Assignment 2 – A couple of simple components
Due Wednesday 4/7 5:00pm for the testing deliverables and Friday 4/9 11:59pm for the code deliverables
1 The back-end service
Implement a component that provides a single operation called sort that consumes a list of 10 special JSON objects and sorts them in ascending order based on the numerical value of their content member.
The grammar below describes the shapes of the JSON that your program must accept. There are two different categories of text in the following grammar. Text that is in a blue fixed-width font is literal text that must appear (using the whitespace rules given in the JSON specification). Text that is in boldface roman text is a non-terminal and refers to another part of the specification (so it is not literal but you must look at its definition to know what should appear). The vertical bars indicate alternatives, meaning that you should choose exactly one of those (any of them is fine) for each use of a non-terminal in bold. For example, where you see value you can replace it with a natural number between one and twenty four.
special-object | ::= | { "content" : value } |
value | ::= | 1 | 2 | 3 | 4 | 5 | 6 | 7 | 8 | 9 | 10 | 11 | 12 |
| | 13 | 14 | 15 | 16 | 17 | 18 | 19 | 20 | 21 | 22 | 23 | 24 |
Together with the sorting component, you should also implement a test driver, i.e., a program that simulates a sufficient part of the environment of a component so that we can unit test the component. In this particular case, your test driver should read 10 special JSON objects from STDIN, pass them to the back-end service, and display the result in STDOUT as a JSON array of 10 objects.
Testing Deliverables: In your team’s GitHub repository, create a directory "Deliverables/2/2.1/" and deposit there five input files for the test driver and their expected output files. Of course, to do testing correctly, you should create the output files before writing any code. Name the input files "input1.json", "input2.json", etc. and the corresponding output files "output1.json", "output2.json", etc.
You will receive up to five points for your tests, one point for each valid pair of input and output files.
Code Deliverables: In your team’s GitHub repository, in the same "Deliverables/2/2.1/" directory, add either a script named run that runs the test driver of your back-end service or a Makefile that produces an executable run for the test driver.
You will receive up to twenty-five points for your back-end service depending on how many tests its test driver passes.
2 The front-end service
filters out all but the special-object JSON objects (from the grammar above);
splits those JSON values that remain after filtering in groups of 10 respecting the order they were provided through STDIN (leftover objects that do not make a full group are discarded);
uses the back-end component to sort each group and;
outputs each sorted groups to STDOUT as a single JSON array (that contains JSON arrays with 10 objects each). The result must respecting the order the groups were provided on STDIN.
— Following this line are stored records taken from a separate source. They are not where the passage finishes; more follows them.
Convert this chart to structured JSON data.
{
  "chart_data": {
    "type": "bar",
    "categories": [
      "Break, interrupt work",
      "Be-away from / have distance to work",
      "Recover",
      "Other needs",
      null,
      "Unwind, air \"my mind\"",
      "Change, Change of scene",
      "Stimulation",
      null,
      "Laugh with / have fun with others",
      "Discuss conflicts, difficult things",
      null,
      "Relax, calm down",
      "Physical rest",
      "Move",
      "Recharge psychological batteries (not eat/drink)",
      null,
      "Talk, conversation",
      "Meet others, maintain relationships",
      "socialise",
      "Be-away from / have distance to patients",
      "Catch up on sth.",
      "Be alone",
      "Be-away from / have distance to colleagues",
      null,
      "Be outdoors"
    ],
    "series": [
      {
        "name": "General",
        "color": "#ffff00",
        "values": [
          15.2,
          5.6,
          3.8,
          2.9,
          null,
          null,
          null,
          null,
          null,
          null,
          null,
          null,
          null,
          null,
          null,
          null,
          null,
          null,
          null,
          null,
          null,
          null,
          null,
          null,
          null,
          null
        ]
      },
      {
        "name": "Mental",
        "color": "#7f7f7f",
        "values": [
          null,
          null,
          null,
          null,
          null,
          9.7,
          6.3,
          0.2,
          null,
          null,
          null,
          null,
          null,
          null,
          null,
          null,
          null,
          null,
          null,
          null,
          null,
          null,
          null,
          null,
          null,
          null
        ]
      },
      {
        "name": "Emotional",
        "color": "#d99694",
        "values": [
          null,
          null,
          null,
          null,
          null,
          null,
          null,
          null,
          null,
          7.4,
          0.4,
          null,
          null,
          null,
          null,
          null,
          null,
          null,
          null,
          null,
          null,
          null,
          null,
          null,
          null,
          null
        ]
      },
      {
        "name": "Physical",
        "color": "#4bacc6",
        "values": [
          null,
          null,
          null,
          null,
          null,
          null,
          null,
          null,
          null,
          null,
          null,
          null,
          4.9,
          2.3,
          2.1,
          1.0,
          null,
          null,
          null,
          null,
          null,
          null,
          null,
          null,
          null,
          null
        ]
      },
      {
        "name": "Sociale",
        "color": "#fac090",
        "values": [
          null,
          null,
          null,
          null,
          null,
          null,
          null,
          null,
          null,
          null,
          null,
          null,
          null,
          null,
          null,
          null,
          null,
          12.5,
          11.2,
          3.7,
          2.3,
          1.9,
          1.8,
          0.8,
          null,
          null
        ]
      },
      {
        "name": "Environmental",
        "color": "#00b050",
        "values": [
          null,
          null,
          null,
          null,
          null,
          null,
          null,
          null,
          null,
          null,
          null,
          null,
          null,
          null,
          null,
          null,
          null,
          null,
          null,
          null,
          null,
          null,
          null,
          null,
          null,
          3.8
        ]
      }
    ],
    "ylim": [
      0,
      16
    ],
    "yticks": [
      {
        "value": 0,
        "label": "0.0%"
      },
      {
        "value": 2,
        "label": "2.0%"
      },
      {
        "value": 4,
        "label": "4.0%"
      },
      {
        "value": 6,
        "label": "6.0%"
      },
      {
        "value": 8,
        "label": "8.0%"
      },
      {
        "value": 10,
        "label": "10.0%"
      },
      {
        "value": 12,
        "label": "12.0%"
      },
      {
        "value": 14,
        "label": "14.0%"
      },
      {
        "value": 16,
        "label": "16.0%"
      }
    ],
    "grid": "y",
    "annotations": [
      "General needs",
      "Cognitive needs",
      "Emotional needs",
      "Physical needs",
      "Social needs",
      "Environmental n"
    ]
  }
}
Testing Deliverables: In your team’s GitHub repository, create a directory "Deliverables/2/2.2/" and deposit there at least five input files for the front-end service and their expected output files. Name the input files "input1.json", "input2.json", etc. and the corresponding output files "output1.json", "output2.json", etc.
You will receive up to five points for your tests, one point for each valid pair of input and output files.
Code Deliverables: In your team’s GitHub repository, in the directory "Deliverables/2/2.2/" add a Makefile that will install any needed dependencies and produces an executable run for your front-end service. (If your program can be run via a shell script, it is okay to just push the shell script, but you must have a Makefile, even if it does nothing.)
You will receive up to twenty-five points for your front-end service depending on how many tests it passes.